God Didn’t Ask Gideon to Be Brave First — He Asked Him to Be Available

God Uses the Weak and Available

One of the most liberating truths in all of Scripture is that God does not wait for you to feel ready before He calls you into something significant.

Key Scripture

“When the angel of the Lord appeared to Gideon, he said, ‘The Lord is with you, mighty warrior.'” Judges 6:12

Reflection

When we first meet Gideon, he is not standing on a hill with a sword raised in defiance. He is hiding. He is threshing wheat in a winepress — a place designed for pressing grapes — because he is too afraid to work in the open where the Midianites might see him. By every visible measure, Gideon was a man defined by fear, not courage. And yet, the very first words the angel of the Lord speaks over him are staggering: “The Lord is with you, mighty warrior.”

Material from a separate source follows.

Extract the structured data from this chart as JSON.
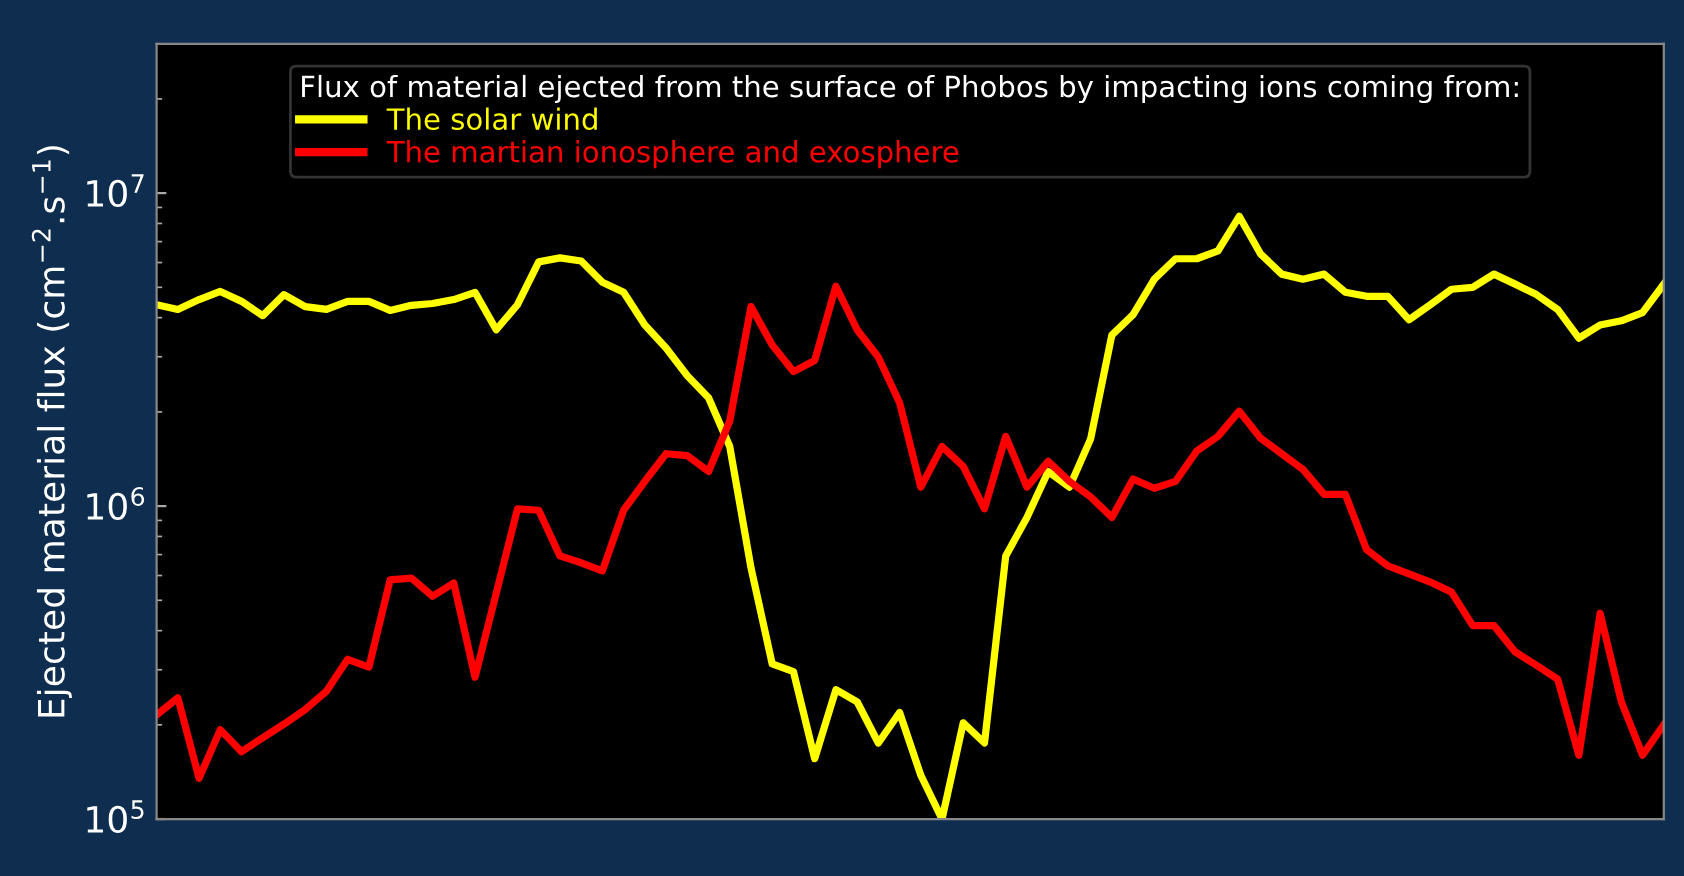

Notice what God did not say. He did not say, “Once you sort yourself out, I’ll be with you.” He did not say, “Come back when you’re feeling braver.” God greeted Gideon not according to Gideon’s present condition, but according to God’s eternal purpose. This is the breathtaking contrast at the heart of this story — Gideon saw a frightened farmer hiding from his enemies; God saw a mighty warrior ready to lead a nation. One of them was wrong about Gideon’s identity, and it was not God.

We so often disqualify ourselves before God even gets a word in. We rehearse our limitations, our past failures, our lack of education, our anxiety, our ordinariness. Gideon did the same — he replied to God’s call by pointing out that his clan was the weakest in Manasseh and that he was the least in his family (Judges 6:15). His self-assessment was not false humility; he genuinely believed he had nothing to offer. But God was not asking Gideon to bring confidence to the table. He was asking Gideon to show up, to be present, to be available. Availability, it turns out, is the raw material God loves to work with.

Jesus himself chose fishermen, tax collectors, and doubters to carry the gospel to the world. He has always been drawn to people who know they cannot do it on their own, because those are precisely the people who learn to depend entirely on Him. If you are sitting in your own winepress today — hiding, doubting, feeling wholly unqualified — hear this: God is not put off by your weakness. He is not waiting for you to become someone else. He is calling you as you are, speaking over you a name you have not yet fully believed, and asking only that you make yourself available to what He is already doing.

Prayer

Lord, I confess that I have often looked at myself the way Gideon did — through the lens of my weakness, my past, and my fears. I have told myself I am too small, too broken, too ordinary to be used by You in any meaningful way. But Your Word shows me that You see me differently. Thank You for calling me before I was ready, for speaking identity over me before I had earned it. Today, I choose to stop hiding and simply make myself available to You. I do not bring confidence or great ability — I bring only a willing heart. Use that, Lord. Do what only You can do, and may all the glory return to Your name. Amen.

Today’s Action Step

Write down one thing you have been putting off because you feel unqualified or afraid — a conversation, a step of obedience, an act of service. Then, in prayer, offer it to God today and ask Him to show up in your weakness. You do not need to feel brave first; you just need to be available.